Accessibility: Makes ML accessible to non-experts by simplifying the model-building process.
Performance: Often results in models that are as good as or better than those built manually by experts.
Scalability: Enables the development of multiple models simultaneously, which is particularly useful for large-scale projects.

AutoML

AutoML is the process of automating the various steps that are performed while developing a viable ML system for predictions. A typical ML pipeline consists of the following steps:

Data collection: This is the very first step in an ML pipeline. Data is collected from various sources. The sources can generate different types of data, such as categorical, numeric, textual, time series, or even visual and auditory data. All these types of data are aggregated together based on the requirements and are merged into a common structure. This could be a comma-separated value file, a parquet file, or even a table from a database.
Data exploration: Once data has been collected, it is explored using basic analytical techniques to identify what is contains, the completeness and correctness of the data, and if the data shows potential patterns that can build a model.
Data preparation: Missing values, duplicates, and noisy data can all affect the quality of the model as they introduce incorrect learning. Hence, the raw data that is collected and explored needs to be pre-processed to remove all anomalies using specific data processing methods.
Data transformation: A lot of ML models work with different types of data. Some can work with categorical data, while some can only work with numeric data. That is why you may need to convert certain types of data from on form into the other. This allows the dataset to be fed properly during model training.
Model selection: Once the dataset is ready, an ML model is selected to be trained. The model is chosen based on what type of data the dataset contains, what information is to be extracted from the dataset, as well as which model suits the data.
Model training: This is where the model is trained. The ML system will learn from the processed dataset and create a model. This training can be influenced by several factors, such as data attribute weighting, learning rate, and other hyperparameters.
Hyperparameter tuning: Apart from model training, another factor that need to be considered is the model’s architecture. The model’s architecture depends on the type of algorithm used, such as the number of trees in a random forest or neurons in a neural network. We don’t immediately know which architecture is optimal for a given model, so experimentation is needed. The parameters that define the architecture of a model are called hyperparameters, finding the best combination of hyperparameter values is known as hyperparameter tuning.
Prediction: The final step of the ML pipeline is prediction. Based on the patterns in the dataset that were learned by the model during training, the model can now make a generalised prediction on unseen data.

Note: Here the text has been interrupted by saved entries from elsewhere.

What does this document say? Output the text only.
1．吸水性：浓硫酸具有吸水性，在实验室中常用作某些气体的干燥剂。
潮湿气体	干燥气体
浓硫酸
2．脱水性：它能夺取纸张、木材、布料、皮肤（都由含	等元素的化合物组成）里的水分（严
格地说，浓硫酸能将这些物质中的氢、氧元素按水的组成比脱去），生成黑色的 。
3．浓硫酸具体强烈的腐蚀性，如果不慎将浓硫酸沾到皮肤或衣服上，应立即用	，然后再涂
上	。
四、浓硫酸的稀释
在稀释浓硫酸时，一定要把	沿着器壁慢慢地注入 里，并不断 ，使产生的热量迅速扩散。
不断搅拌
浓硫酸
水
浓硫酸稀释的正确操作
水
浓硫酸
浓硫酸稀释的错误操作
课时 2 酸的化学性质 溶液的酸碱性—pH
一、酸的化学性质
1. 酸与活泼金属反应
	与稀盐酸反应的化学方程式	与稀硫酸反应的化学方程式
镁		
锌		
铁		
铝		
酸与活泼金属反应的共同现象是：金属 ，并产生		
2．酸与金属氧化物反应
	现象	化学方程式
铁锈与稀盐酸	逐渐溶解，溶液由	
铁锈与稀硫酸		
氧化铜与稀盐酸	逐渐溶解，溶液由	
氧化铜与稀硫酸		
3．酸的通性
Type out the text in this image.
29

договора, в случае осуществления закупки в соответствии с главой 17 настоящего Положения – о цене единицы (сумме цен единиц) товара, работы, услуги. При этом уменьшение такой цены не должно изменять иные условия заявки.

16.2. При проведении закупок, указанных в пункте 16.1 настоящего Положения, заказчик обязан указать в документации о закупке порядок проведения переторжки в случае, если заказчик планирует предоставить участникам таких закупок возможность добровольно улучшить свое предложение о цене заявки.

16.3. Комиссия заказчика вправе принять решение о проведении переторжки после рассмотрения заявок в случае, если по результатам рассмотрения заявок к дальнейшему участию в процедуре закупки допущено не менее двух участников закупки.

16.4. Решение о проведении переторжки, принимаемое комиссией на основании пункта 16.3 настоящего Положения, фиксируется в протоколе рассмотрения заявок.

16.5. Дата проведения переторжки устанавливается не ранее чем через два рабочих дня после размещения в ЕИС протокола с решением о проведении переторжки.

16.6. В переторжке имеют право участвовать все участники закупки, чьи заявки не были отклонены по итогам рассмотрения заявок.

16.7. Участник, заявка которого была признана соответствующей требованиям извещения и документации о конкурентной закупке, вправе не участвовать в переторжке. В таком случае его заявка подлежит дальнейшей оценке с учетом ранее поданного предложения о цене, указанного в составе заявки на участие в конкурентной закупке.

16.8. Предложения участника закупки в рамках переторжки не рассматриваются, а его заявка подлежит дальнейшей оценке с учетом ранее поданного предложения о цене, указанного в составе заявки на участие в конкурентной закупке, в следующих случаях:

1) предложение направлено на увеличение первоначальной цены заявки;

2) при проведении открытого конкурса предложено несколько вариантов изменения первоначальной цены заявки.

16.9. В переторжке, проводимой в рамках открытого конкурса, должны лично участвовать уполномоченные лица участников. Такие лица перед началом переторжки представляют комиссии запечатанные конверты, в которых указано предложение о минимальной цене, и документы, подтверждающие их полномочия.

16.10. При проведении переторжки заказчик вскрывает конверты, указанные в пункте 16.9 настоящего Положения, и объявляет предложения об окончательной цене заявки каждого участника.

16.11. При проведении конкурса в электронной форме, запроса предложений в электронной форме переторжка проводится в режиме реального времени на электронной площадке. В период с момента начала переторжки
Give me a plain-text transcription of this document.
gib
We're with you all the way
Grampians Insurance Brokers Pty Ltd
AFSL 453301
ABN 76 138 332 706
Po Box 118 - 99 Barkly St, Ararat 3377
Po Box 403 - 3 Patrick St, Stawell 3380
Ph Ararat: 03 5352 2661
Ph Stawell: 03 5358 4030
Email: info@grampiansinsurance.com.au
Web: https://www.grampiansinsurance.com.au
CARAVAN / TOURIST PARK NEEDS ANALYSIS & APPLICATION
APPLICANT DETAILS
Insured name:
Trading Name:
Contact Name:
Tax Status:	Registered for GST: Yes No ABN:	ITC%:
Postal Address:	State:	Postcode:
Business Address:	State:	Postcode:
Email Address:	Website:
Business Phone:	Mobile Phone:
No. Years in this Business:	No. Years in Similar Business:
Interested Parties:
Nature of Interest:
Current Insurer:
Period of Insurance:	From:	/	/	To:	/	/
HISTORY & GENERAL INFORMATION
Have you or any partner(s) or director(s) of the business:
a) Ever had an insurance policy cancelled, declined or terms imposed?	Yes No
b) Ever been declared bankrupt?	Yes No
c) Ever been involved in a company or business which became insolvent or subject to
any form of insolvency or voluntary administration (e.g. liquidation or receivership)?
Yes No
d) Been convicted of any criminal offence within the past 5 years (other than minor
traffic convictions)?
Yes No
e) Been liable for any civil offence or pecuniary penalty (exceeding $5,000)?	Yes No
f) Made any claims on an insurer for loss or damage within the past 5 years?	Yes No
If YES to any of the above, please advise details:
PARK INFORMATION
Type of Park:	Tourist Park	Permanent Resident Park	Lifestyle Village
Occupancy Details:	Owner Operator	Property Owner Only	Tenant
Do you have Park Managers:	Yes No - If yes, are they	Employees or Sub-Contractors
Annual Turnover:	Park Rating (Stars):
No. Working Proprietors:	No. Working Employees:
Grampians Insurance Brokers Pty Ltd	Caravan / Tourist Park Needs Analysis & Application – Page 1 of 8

For non-experts, all these steps and their complexities can be overwhelming. Every step in the ML pipeline process has been developed over years of research and there are vast topics within themselves. AutoML is the process that automates the majority of these steps, from data exploration to hyperparameter tuning, and provides the best possible models to make prediction on. This helps companies focus on solving real-world problems with results rather than ML processes and workflows.

AutoML: The Automation of Automation

The goal of AutoML is to allow a machine to mimic how humans design, tune, and apply ML algorithms so that we can adopt ML more easily (Figure 5). Because a key property of ML is automation, AutoML can be regarded as automating automation.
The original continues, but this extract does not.